If captured alive they are killed and then promptly immersed. The mixture must be well shaken or stirred when used, as it separates upon standing. The immersion is, of course, for the purpose of destroying any fleas which may be present upon the captured rat.
A paper tag showing the date and the exact location of the place of capture, with the name or group number of the rat catcher, is next affixed to a foot or to the tail of the rat and firmly tied upon the same, where it remains until the rat cadaver is finally disposed of. This tag is a card of strong Manila paper and the record upon it is made with an ordinary lead-pencil, as both ink and indelible pencil marks are apt to become illegible from wetting, whereas lead-pencil marks are little affected thereby.
If desired, the disinfected tag in any given case of rat plague may be returned to the Bureau of Health, for identification, where an accurate record of every rat captured is kept.
After dipping and tagging, the rats are taken to a central point, again dipped, and placed in large, tightly-covered, galvanized iron cans, in which containers they are delivered to the laboratory by cart, once or twice daily.

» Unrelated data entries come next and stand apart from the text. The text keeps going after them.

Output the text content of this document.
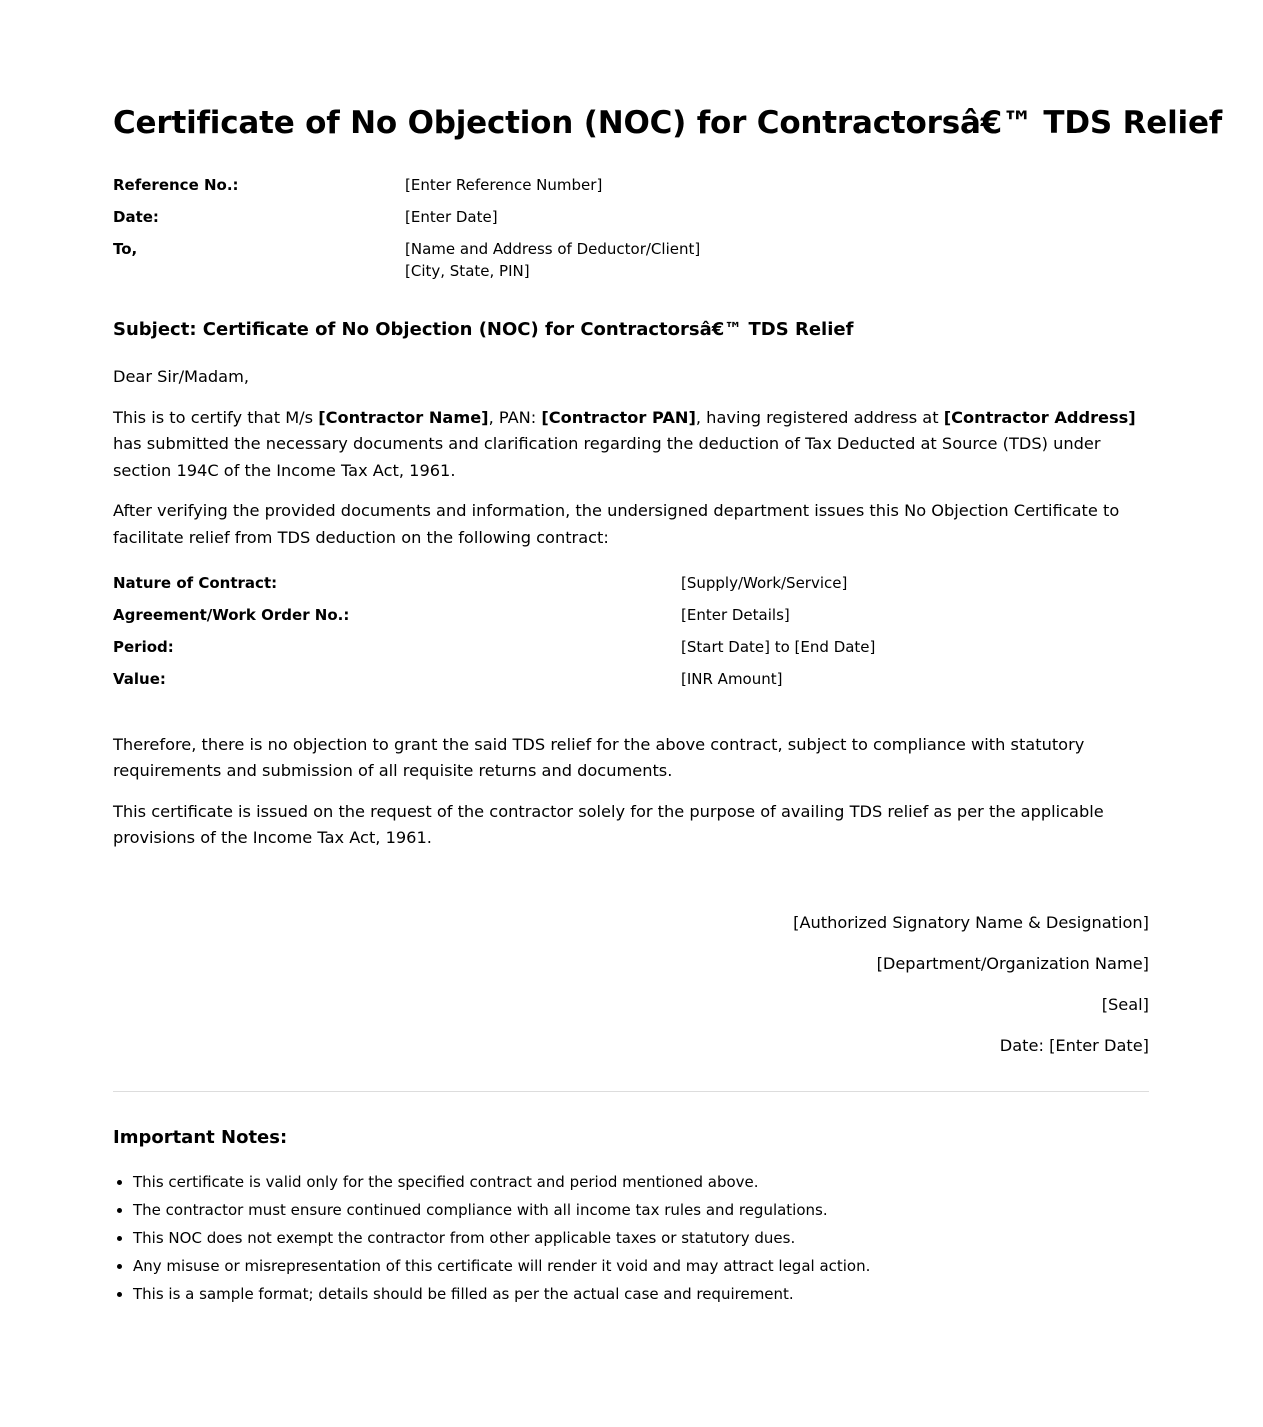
Certificate of No Objection (NOC) for Contractorsâ€™ TDS Relief
Reference No.:	[Enter Reference Number]
Date:	[Enter Date]
To,	[Name and Address of Deductor/Client]
[City, State, PIN]
Subject: Certificate of No Objection (NOC) for Contractorsâ€™ TDS Relief

Dear Sir/Madam,

This is to certify that M/s [Contractor Name], PAN: [Contractor PAN], having registered address at [Contractor Address] has submitted the necessary documents and clarification regarding the deduction of Tax Deducted at Source (TDS) under section 194C of the Income Tax Act, 1961.

After verifying the provided documents and information, the undersigned department issues this No Objection Certificate to facilitate relief from TDS deduction on the following contract:

Nature of Contract:	[Supply/Work/Service]
Agreement/Work Order No.:	[Enter Details]
Period:	[Start Date] to [End Date]
Value:	[INR Amount]

Therefore, there is no objection to grant the said TDS relief for the above contract, subject to compliance with statutory requirements and submission of all requisite returns and documents.

This certificate is issued on the request of the contractor solely for the purpose of availing TDS relief as per the applicable provisions of the Income Tax Act, 1961.

[Authorized Signatory Name & Designation]
[Department/Organization Name]
[Seal]
Date: [Enter Date]
Important Notes:
• This certificate is valid only for the specified contract and period mentioned above.
• The contractor must ensure continued compliance with all income tax rules and regulations.
• This NOC does not exempt the contractor from other applicable taxes or statutory dues.
• Any misuse or misrepresentation of this certificate will render it void and may attract legal action.
• This is a sample format; details should be filled as per the actual case and requirement.
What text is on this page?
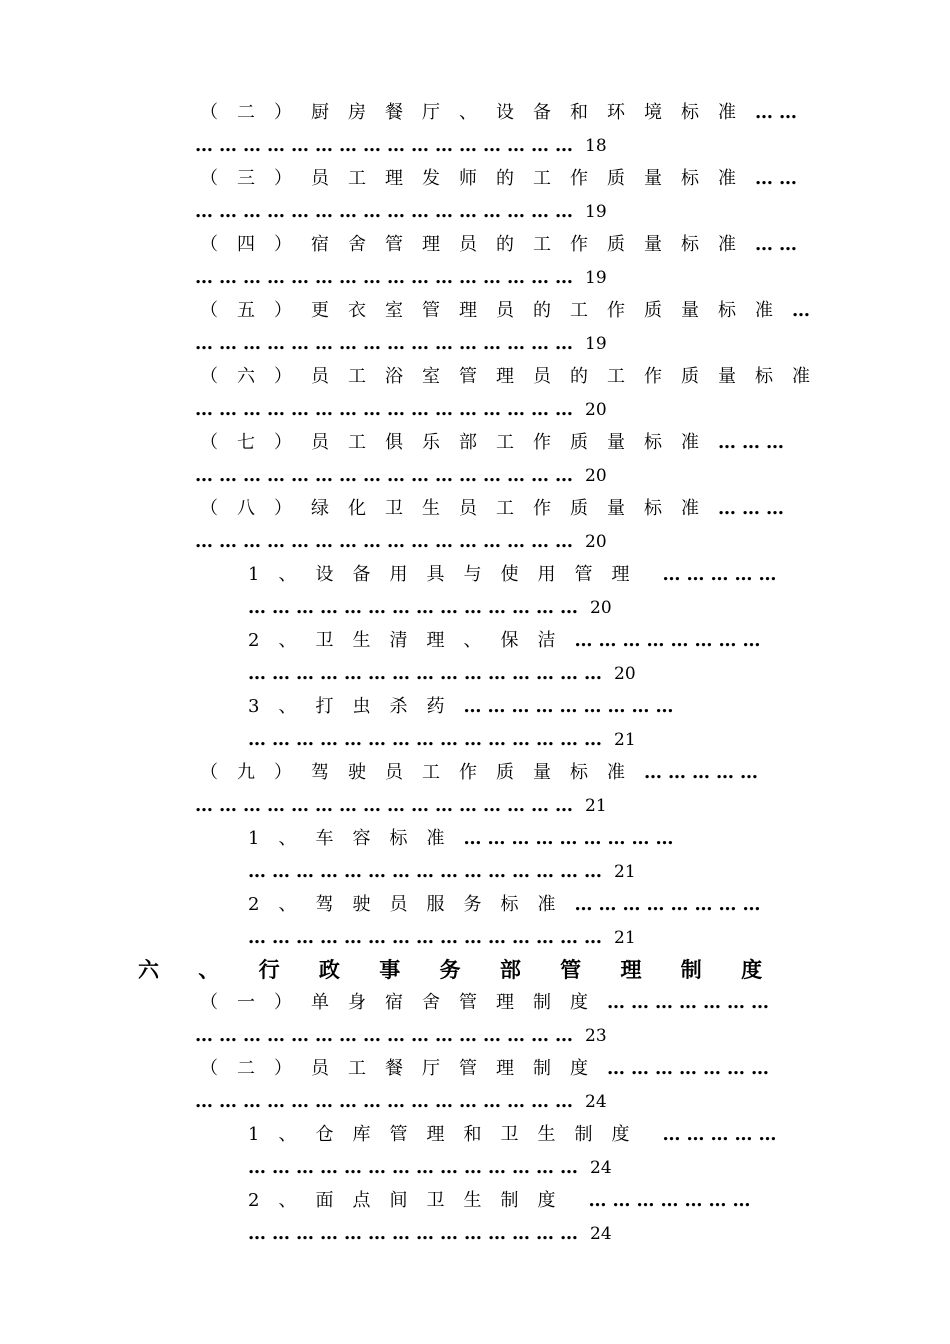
（二）厨房餐厅、设备和环境标准……
………………………………………… 18
（三）员工理发师的工作质量标准……
………………………………………… 19
（四）宿舍管理员的工作质量标准……
………………………………………… 19
（五）更衣室管理员的工作质量标准…
………………………………………… 19
（六）员工浴室管理员的工作质量标准
………………………………………… 20
（七）员工俱乐部工作质量标准………
………………………………………… 20
（八）绿化卫生员工作质量标准………
………………………………………… 20
1、设备用具与使用管理 ……………
…………………………………… 20
2、卫生清理、保洁……………………
……………………………………… 20
3、打虫杀药………………………
……………………………………… 21
（九）驾驶员工作质量标准……………
………………………………………… 21
1、车容标准………………………
……………………………………… 21
2、驾驶员服务标准……………………
……………………………………… 21
六 、 行 政 事 务 部 管 理 制 度
（一）单身宿舍管理制度…………………
………………………………………… 23
（二）员工餐厅管理制度…………………
………………………………………… 24
1、仓库管理和卫生制度 ……………
…………………………………… 24
2、面点间卫生制度 …………………
…………………………………… 24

The Case of Mr. C.—The following are the facts concerning the case of Mr. W. C., a prominent American resident of Manila who suffered and died from plague in 1914.
Mr. C., an editor, was taken ill with plague on the night of September 18, sought medical advice and entered St. Paul's Hospital September 19, and was transferred to San Lazaro Hospital, September 20, with an established clinical and bacteriologic diagnosis of bubonic plague. He survived till September 22.

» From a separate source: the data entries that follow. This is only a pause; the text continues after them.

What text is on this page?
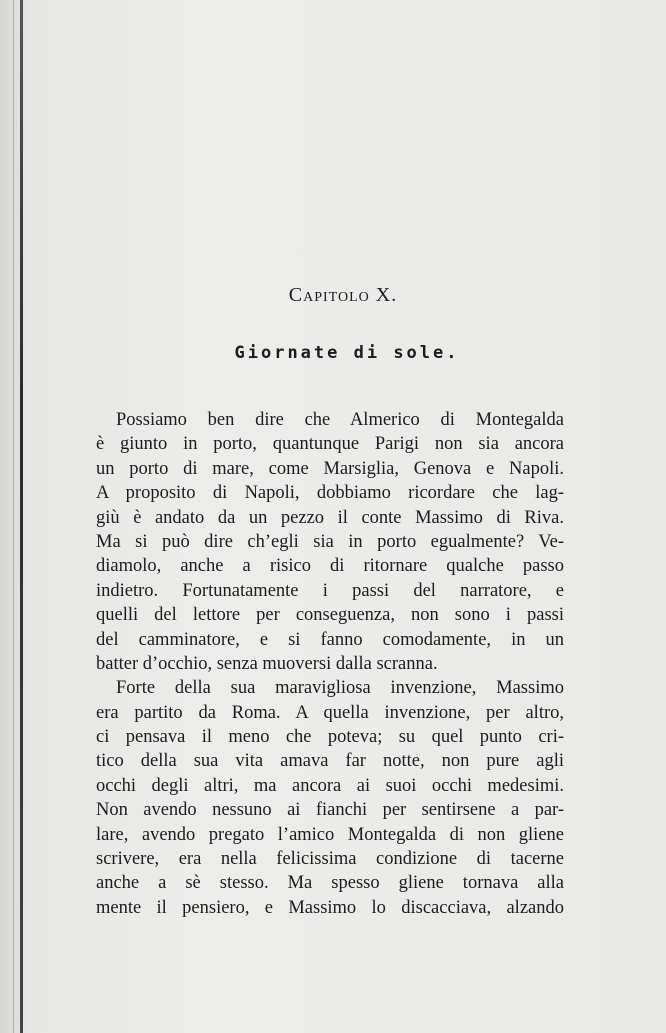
Capitolo X.
Giornate di sole.
Possiamo ben dire che Almerico di Montegalda
è giunto in porto, quantunque Parigi non sia ancora
un porto di mare, come Marsiglia, Genova e Napoli.
A proposito di Napoli, dobbiamo ricordare che lag-
giù è andato da un pezzo il conte Massimo di Riva.
Ma si può dire ch’egli sia in porto egualmente? Ve-
diamolo, anche a risico di ritornare qualche passo
indietro. Fortunatamente i passi del narratore, e
quelli del lettore per conseguenza, non sono i passi
del camminatore, e si fanno comodamente, in un
batter d’occhio, senza muoversi dalla scranna.
Forte della sua maravigliosa invenzione, Massimo
era partito da Roma. A quella invenzione, per altro,
ci pensava il meno che poteva; su quel punto cri-
tico della sua vita amava far notte, non pure agli
occhi degli altri, ma ancora ai suoi occhi medesimi.
Non avendo nessuno ai fianchi per sentirsene a par-
lare, avendo pregato l’amico Montegalda di non gliene
scrivere, era nella felicissima condizione di tacerne
anche a sè stesso. Ma spesso gliene tornava alla
mente il pensiero, e Massimo lo discacciava, alzando
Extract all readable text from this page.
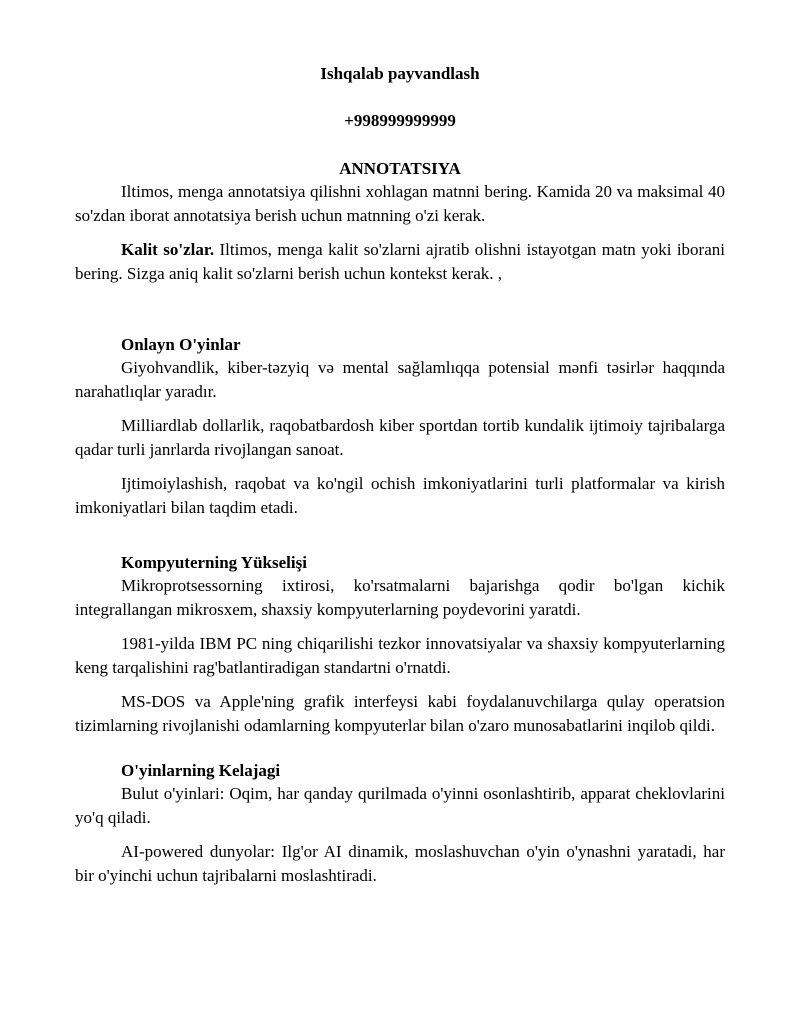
Ishqalab payvandlash

+998999999999

ANNOTATSIYA

Iltimos, menga annotatsiya qilishni xohlagan matnni bering. Kamida 20 va maksimal 40 so'zdan iborat annotatsiya berish uchun matnning o'zi kerak.

Kalit so'zlar. Iltimos, menga kalit so'zlarni ajratib olishni istayotgan matn yoki iborani bering. Sizga aniq kalit so'zlarni berish uchun kontekst kerak. ,

Onlayn O'yinlar

Giyohvandlik, kiber-təzyiq və mental sağlamlıqqa potensial mənfi təsirlər haqqında narahatlıqlar yaradır.

Milliardlab dollarlik, raqobatbardosh kiber sportdan tortib kundalik ijtimoiy tajribalarga qadar turli janrlarda rivojlangan sanoat.

Ijtimoiylashish, raqobat va ko'ngil ochish imkoniyatlarini turli platformalar va kirish imkoniyatlari bilan taqdim etadi.

Kompyuterning Yükselişi

Mikroprotsessorning ixtirosi, ko'rsatmalarni bajarishga qodir bo'lgan kichik integrallangan mikrosxem, shaxsiy kompyuterlarning poydevorini yaratdi.

1981-yilda IBM PC ning chiqarilishi tezkor innovatsiyalar va shaxsiy kompyuterlarning keng tarqalishini rag'batlantiradigan standartni o'rnatdi.

MS-DOS va Apple'ning grafik interfeysi kabi foydalanuvchilarga qulay operatsion tizimlarning rivojlanishi odamlarning kompyuterlar bilan o'zaro munosabatlarini inqilob qildi.

O'yinlarning Kelajagi

Bulut o'yinlari: Oqim, har qanday qurilmada o'yinni osonlashtirib, apparat cheklovlarini yo'q qiladi.

AI-powered dunyolar: Ilg'or AI dinamik, moslashuvchan o'yin o'ynashni yaratadi, har bir o'yinchi uchun tajribalarni moslashtiradi.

Upon September 21, in the course of disinfecting the business office of Mr. C., located in a district which had furnished a number of cases of both rat and human plague, a dead rat, mummified, was found in the right hand drawer of his desk and fleas were seen to hop from the drawer upon opening it.

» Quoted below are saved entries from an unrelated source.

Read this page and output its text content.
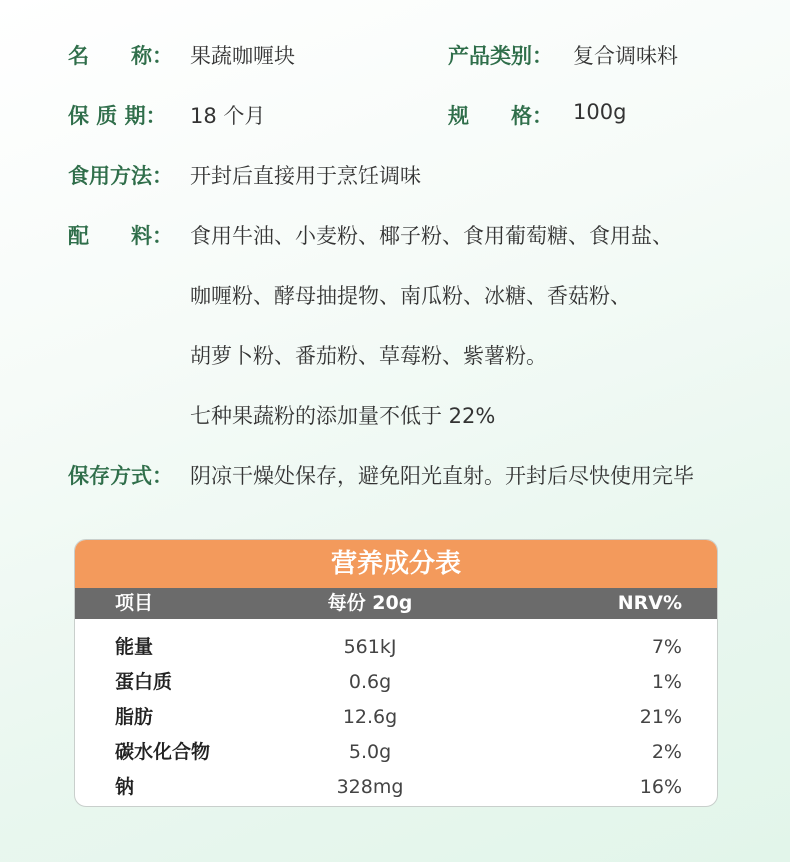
名　　称： 果蔬咖喱块	产品类别： 复合调味料
保 质 期： 18 个月	规　　格： 100g
食用方法： 开封后直接用于烹饪调味
配　　料： 食用牛油、小麦粉、椰子粉、食用葡萄糖、食用盐、
咖喱粉、酵母抽提物、南瓜粉、冰糖、香菇粉、
胡萝卜粉、番茄粉、草莓粉、紫薯粉。
七种果蔬粉的添加量不低于 22%
保存方式： 阴凉干燥处保存，避免阳光直射。开封后尽快使用完毕
营养成分表
项目	每份 20g	NRV%
能量	561kJ	7%
蛋白质	0.6g	1%
脂肪	12.6g	21%
碳水化合物	5.0g	2%
钠	328mg	16%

A flea killed by the disinfecting mixture at this desk was identified at the Bureau of Science as a rat flea (Xenopsylla cheopis).
The rat cadaver was sent to the Bureau of Science and the following facts were reported from there some days later:
The mummified rat and skeleton were pulverized in a sterile mortar and an emulsion was made and injected into guinea-pigs. The animals died from plague in a few days and plague bacilli were recovered from the tissues, as well as from the rat cadaver, by culture.